Pulm Ther ; 2024 Jun 28.
Artículo en Inglés | MEDLINE | ID: mdl-38937418

RESUMEN

Regardless of the type, extracorporeal membrane oxygenation (ECMO) requires the use of large intravascular cannulas and results in multiple abnormalities including non-physiologic blood flow, hemodynamic perturbation, rapid changes in blood oxygen and carbon dioxide levels, coagulation abnormalities, and a significant systemic inflammatory response. Among other sequelae, neurologic complications are an important source of mortality and long-term morbidity. The frequency of neurologic complications varies and is likely underreported due to the high mortality rate. Neurologic complications in patients supported by ECMO include ischemic and hemorrhagic stroke, hypoxic brain injury, intracranial hemorrhage, and brain death. In addition to the disease process that necessitates ECMO, cannulation strategies and physiologic disturbances influence neurologic outcomes in this high-risk population.
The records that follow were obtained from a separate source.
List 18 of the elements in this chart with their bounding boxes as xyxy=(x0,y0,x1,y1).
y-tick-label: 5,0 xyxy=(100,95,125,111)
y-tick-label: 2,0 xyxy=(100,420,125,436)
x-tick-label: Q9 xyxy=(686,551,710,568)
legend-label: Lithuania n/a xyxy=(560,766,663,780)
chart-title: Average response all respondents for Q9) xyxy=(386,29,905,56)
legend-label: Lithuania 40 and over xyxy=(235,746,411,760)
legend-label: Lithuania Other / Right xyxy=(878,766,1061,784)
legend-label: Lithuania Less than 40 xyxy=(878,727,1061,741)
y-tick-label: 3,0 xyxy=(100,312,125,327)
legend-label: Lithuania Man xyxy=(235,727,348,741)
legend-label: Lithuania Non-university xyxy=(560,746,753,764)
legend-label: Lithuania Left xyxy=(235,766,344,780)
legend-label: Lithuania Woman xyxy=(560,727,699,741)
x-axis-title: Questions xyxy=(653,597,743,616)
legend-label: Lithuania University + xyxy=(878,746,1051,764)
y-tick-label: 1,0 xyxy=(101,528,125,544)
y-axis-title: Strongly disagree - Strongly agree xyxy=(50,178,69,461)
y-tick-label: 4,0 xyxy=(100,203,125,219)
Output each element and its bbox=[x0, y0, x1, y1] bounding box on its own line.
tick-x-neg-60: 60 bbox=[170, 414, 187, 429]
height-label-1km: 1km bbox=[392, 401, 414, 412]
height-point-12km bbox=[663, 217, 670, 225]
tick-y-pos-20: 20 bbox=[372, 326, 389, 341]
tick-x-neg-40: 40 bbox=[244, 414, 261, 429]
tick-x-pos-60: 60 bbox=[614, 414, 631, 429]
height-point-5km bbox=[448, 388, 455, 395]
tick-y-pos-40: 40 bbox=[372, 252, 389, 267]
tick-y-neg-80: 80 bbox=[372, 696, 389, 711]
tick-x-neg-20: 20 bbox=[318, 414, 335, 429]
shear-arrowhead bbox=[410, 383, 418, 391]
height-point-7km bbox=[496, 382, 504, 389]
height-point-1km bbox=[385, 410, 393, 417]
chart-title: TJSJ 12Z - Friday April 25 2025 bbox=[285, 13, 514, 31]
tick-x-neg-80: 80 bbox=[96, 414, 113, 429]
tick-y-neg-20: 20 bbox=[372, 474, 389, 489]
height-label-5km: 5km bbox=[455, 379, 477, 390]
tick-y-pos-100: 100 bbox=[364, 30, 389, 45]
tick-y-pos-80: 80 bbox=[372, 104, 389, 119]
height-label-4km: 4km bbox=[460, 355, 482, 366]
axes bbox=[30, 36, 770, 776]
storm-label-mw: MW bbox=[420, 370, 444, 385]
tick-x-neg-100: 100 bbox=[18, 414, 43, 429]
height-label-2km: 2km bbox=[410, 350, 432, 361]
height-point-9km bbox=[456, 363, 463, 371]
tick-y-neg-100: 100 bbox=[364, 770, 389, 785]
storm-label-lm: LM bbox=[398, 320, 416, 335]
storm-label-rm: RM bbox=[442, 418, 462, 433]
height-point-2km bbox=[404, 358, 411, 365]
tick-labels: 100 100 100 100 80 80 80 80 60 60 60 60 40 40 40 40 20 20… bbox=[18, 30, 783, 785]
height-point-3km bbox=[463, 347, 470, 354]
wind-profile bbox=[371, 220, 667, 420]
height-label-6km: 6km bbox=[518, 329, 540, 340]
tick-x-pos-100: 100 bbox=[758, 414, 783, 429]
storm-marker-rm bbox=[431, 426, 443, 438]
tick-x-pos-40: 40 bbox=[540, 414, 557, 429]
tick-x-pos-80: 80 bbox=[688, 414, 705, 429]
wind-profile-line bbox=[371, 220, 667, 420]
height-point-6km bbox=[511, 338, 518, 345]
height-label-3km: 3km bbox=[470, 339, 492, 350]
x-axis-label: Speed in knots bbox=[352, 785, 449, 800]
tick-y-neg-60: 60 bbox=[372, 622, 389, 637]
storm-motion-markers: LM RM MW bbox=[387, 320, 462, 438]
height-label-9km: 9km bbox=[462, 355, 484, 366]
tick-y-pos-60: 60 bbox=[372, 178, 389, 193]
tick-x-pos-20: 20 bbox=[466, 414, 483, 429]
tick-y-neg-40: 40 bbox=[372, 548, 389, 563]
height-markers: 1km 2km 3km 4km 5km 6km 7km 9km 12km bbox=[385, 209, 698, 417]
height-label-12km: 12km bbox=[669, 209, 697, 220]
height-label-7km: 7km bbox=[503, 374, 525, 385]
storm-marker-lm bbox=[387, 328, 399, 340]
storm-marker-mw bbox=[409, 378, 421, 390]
For example, the overall documented rate of neurologic complications in the venovenous ECMO population is lower, but a higher rate of intracranial hemorrhage exists. Meanwhile, in the venoarterial ECMO population, ischemia and global hypoperfusion seem to compose a higher percentage of neurologic complications. In what follows, the literature is reviewed to discuss the pathophysiology, incidence, risk factors, and outcomes related to short-term neurologic complications in patients supported by ECMO.